Sidelined bidder raises 'concerns' about U.S. Steel Canada sale process

A company that has been sidelined in the competition to buy U.S. Steel Canada expressed “concerns” over the sales process for that company and another Ontario steel company.

Essar Global describes itself as a 'strategic' would-be buyer for the former Stelco and Algoma mills

Flags fly outside the U.S. Steel Canada plant in Hamilton. (John Rieti/CBC)

A company that has been sidelined in the competition to buy U.S. Steel Canada expressed "concerns" over the sales process for that company and another Ontario steel company.

Unionized workers have called for the Ontario government to intervene in the sale process to give that company, Essar Global, another chance.

But Bloomberg reported Tuesday that the Ontario government is the reason the company was knocked out, both in Sault Ste.

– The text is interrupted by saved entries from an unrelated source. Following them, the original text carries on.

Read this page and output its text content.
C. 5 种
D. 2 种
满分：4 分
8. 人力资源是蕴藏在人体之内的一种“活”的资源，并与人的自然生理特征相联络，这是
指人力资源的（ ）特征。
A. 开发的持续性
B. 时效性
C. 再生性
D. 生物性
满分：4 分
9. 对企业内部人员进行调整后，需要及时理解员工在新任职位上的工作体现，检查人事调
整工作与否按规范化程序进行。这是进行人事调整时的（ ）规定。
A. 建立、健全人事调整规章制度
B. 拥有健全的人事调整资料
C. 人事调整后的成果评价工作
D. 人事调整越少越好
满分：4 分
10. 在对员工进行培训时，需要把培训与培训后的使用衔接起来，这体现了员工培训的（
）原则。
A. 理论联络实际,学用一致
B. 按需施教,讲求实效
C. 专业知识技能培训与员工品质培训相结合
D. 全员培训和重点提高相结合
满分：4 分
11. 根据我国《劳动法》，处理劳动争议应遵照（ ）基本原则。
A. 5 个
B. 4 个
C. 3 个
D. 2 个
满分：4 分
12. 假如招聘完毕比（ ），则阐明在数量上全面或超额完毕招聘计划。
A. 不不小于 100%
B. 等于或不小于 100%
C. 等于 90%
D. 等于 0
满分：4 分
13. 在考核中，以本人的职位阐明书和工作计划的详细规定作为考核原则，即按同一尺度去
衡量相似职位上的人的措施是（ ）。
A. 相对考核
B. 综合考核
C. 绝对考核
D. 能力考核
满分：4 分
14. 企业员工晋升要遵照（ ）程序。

Marie with Algoma Steel and in the case of U.S. Steel Canada, formerly Stelco.

Negotiations private

All of the negotiations in these sale processes for companies in bankruptcy protection are supposed to be private. But the names of the bidders in both processes have been widely reported, and details about negotiations have been slipping out.

Essar has released a public statement expressing concerns "with the Algoma process and its potential influence on the Stelco process to date."

Kelsey Ingram, a spokesperson for the Ontario Ministry of Finance, did not address a question about the province's rejection of any particular bidder. She said the provincial government is involved in the process in order to "support the best possible outcome for pension members and other stakeholders." 

The province has had "multiple meetings" as part of the sale process, she said. But she declined to share any specifics.

"This process also includes certain confidentiality requirements and we must respect those requirements," Ingram said. "Therefore, we will not make any further comment on the ongoing deliberations concerning U.S. Steel Canada."

Union's favoured bidder

Essar is the preferred bidder from the union's perspective.

"Essar Global has indicated it is more committed than other bidders to protect jobs, pensions and retiree benefits," said Ontario director for United Steelworkers, Marty Warren.

Even though it's been said to be out of the running, the Essar bid could still be considered if the company decides to take it straight to court.

"Our hope is that going forward these concerns will be addressed so that all alternative bidders are properly considered and all stakeholder interests and concerns are fully addressed especially the workers, pensioners and the communities involved," the statement from Essar continued.

Essar Algoma filed for creditor protection in November 2015. (Nowosielski/Wikipedia)

There are many factors for interested bidders to balance when they're considering buying legacy steel companies like the former Stelco in Hamilton and Nanticoke, and like Algoma in Sault Ste. Marie.

They must work out arrangements for worker and pension liabilities. They must navigate both ongoing environmental concerns as well as the liabilities that stretch back decades for lands that will need remediation some day. For all of it, they need court approval, approval from company shareholders, and approval from the province.

"Essar Global remains committed to steelmaking in Ontario," the company's statement continued.

It pitched itself as a "strategic" buyer for the two struggling steel companies. "This will ensure steelmaking and jobs are maintained in Ontario for years to come," Essar said.